Soto, Burnes, Buehler, Fried among 136 who become free agents with 64 more awaiting pending options
NEW YORK — Outfielder Juan Soto, pitchers Corbin Burnes, Walker Buehler and Max Fried and first baseman Pete Alonso were among 136 players who became free agents Thursday morning.
Third baseman Alex Bregman, outfielder Anthony Santander and shortstop Willy Adames also went free.
There were 64 more players with pending option decisions who could become free agents by Monday, the fifth day after the World Series.
Teams and players can start discussing contract terms at 4:01 p.m. CST on Monday, after the deadline for teams to make $21.05 million qualifying offers to eligible free agents.
Pitcher Justin Verlander became a free agent after he failed to pitch 140 innings this year, the amount that would have triggered his ability to exercise a $35 million conditional player option. If he had exercised the option, the New York Mets would have been obligated to give an additional $17.5 million to Houston as part of last year's trade that sent the three-time Cy Young Award winner back to the Astros.
St. Louis declined options on three right-handed pitchers, Kyle Gibson ($12 million), Lance Lynn ($10 million) and Keynan Middleton ($6 million). Each gets a $1 million buyout.
Boston pitcher Lucas Giolito exercised a $19 million player option rather than take a $1 million buyout and go free.
Milwaukee said a $12 million mutual option had been declined on pitcher Wade Miley, who is recovering from Tommy John surgery last May.
Among those with pending club options are Atlanta designated hitter Marcell Ozuna ($16 million), and Yankees third baseman Anthony Rizzo ($17 million) and reliever Luke Weaver ($2.5 million).
Yankees pitcher Gerrit Cole can opt out of his contract but the team can void the opt out by adding a $36 million salary for 2029.
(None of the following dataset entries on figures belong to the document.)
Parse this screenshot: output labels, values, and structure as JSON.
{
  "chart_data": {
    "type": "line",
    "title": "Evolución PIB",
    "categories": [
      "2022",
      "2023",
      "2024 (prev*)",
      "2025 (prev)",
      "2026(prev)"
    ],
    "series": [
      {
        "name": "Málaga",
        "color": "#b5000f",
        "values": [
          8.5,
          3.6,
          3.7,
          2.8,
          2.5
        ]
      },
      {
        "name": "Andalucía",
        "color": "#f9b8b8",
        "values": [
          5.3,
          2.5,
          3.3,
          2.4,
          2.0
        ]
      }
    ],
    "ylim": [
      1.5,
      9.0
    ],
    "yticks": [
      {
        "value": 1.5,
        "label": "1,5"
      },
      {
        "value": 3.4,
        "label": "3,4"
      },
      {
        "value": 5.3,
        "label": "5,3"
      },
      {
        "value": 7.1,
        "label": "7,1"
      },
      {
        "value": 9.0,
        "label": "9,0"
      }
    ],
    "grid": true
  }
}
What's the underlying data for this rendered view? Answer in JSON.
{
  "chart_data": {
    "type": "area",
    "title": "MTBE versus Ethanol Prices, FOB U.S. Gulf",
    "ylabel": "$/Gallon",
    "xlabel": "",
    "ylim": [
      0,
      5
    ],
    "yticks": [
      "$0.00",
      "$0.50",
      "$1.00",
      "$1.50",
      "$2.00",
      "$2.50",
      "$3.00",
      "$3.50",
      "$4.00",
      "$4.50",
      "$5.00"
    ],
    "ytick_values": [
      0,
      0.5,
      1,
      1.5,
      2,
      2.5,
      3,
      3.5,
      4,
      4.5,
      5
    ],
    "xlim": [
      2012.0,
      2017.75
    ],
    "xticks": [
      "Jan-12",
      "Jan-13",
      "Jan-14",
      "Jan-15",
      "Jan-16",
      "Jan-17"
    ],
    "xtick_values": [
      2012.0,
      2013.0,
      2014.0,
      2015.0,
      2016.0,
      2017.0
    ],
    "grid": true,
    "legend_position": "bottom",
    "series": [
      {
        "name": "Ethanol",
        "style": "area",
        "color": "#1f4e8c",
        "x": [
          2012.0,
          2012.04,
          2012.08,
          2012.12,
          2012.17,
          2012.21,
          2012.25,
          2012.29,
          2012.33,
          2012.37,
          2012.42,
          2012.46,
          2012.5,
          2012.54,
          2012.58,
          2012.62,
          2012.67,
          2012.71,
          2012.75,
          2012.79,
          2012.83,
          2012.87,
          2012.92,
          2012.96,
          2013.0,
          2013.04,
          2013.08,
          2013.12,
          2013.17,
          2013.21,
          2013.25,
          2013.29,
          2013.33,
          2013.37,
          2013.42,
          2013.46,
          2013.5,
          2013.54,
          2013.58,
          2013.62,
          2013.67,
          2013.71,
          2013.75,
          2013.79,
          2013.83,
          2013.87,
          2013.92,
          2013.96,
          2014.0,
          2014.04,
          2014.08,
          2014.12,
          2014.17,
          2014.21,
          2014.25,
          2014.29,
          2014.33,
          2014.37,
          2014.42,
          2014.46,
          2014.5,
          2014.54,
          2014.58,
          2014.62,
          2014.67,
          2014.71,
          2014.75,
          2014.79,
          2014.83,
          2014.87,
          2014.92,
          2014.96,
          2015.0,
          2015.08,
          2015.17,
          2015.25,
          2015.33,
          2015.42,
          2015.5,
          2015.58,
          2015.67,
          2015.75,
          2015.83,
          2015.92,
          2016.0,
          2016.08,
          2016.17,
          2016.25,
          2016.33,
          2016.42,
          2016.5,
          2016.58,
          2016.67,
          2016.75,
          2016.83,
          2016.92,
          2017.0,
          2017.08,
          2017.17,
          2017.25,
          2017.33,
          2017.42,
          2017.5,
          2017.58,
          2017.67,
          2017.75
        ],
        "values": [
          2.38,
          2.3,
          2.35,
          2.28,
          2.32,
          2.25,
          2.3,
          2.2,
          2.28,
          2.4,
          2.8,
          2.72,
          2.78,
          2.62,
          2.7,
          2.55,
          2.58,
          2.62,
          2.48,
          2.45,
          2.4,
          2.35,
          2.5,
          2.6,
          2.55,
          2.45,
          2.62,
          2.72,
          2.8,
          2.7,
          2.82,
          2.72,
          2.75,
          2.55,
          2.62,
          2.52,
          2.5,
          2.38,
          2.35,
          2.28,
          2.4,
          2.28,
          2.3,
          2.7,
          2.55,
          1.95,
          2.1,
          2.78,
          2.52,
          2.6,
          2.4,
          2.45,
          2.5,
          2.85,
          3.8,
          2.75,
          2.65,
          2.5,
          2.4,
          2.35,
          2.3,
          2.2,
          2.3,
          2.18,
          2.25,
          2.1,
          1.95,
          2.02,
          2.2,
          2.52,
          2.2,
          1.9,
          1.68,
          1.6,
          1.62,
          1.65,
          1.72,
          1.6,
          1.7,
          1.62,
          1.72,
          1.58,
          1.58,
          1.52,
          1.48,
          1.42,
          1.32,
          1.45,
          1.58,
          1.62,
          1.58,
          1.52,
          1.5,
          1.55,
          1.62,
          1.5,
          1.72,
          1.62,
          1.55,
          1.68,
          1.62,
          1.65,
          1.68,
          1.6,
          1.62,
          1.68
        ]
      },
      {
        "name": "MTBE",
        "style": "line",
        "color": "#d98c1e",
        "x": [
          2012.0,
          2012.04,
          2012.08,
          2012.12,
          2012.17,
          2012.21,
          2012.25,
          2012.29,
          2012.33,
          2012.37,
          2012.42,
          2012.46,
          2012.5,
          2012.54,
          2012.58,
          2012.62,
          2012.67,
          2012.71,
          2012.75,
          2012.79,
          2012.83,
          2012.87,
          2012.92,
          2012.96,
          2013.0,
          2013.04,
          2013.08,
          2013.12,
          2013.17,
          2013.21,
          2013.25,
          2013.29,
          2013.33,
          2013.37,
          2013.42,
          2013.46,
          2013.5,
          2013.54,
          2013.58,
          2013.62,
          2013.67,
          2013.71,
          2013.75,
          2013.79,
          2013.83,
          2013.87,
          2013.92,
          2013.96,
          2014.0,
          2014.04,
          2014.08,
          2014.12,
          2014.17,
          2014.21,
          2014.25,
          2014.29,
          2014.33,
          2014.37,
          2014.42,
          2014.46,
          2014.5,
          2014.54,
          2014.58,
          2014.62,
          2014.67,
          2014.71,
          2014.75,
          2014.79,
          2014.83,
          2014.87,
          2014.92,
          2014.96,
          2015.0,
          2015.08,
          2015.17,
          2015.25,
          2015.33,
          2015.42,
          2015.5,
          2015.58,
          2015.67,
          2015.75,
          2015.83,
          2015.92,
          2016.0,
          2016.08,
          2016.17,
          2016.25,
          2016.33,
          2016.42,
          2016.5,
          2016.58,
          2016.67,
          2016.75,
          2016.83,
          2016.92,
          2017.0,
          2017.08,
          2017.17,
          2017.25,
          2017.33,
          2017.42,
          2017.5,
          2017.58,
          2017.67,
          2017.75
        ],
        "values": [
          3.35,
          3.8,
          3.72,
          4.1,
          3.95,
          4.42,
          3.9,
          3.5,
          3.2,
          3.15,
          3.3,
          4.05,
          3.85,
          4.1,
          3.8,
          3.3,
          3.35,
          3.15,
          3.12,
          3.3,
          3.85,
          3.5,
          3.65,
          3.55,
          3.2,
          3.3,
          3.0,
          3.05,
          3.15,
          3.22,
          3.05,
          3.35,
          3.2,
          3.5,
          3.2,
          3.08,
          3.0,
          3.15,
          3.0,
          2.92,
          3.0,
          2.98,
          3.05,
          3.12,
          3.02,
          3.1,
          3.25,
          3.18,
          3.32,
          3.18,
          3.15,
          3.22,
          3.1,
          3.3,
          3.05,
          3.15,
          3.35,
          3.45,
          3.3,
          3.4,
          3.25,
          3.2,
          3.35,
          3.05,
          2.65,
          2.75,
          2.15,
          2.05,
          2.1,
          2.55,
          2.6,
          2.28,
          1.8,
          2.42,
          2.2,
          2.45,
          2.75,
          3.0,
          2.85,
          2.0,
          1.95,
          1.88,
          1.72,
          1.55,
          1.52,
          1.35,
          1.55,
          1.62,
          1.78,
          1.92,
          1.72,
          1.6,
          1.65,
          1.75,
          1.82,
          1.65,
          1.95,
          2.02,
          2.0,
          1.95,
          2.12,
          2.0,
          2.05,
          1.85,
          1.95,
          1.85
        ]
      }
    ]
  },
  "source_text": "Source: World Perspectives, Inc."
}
Those with player options include pitchers Blake Snell of San Francisco ($30 million, of which $15 million would be deferred), Nick Martinez of Cincinnati ($12 million), Sean Manaea of the New York Mets ($13.5 million), Jordan Montgomery of Arizona ($22.5 million), Nathan Eovaldi of Texas ($20 million) and Michael Wacha of Kansas City ($16 million), along with Cubs first baseman/outfielder Cody Bellinger ($27.5 million).
Snell and Flaherty are ineligible for the qualifying offers. A free agent can be made a qualifying offer only if he has been with the same team continuously since opening day and has never received a qualifying offer before.
Qualifying offers began after the 2012 season, and only 13 of 131 offers have been accepted.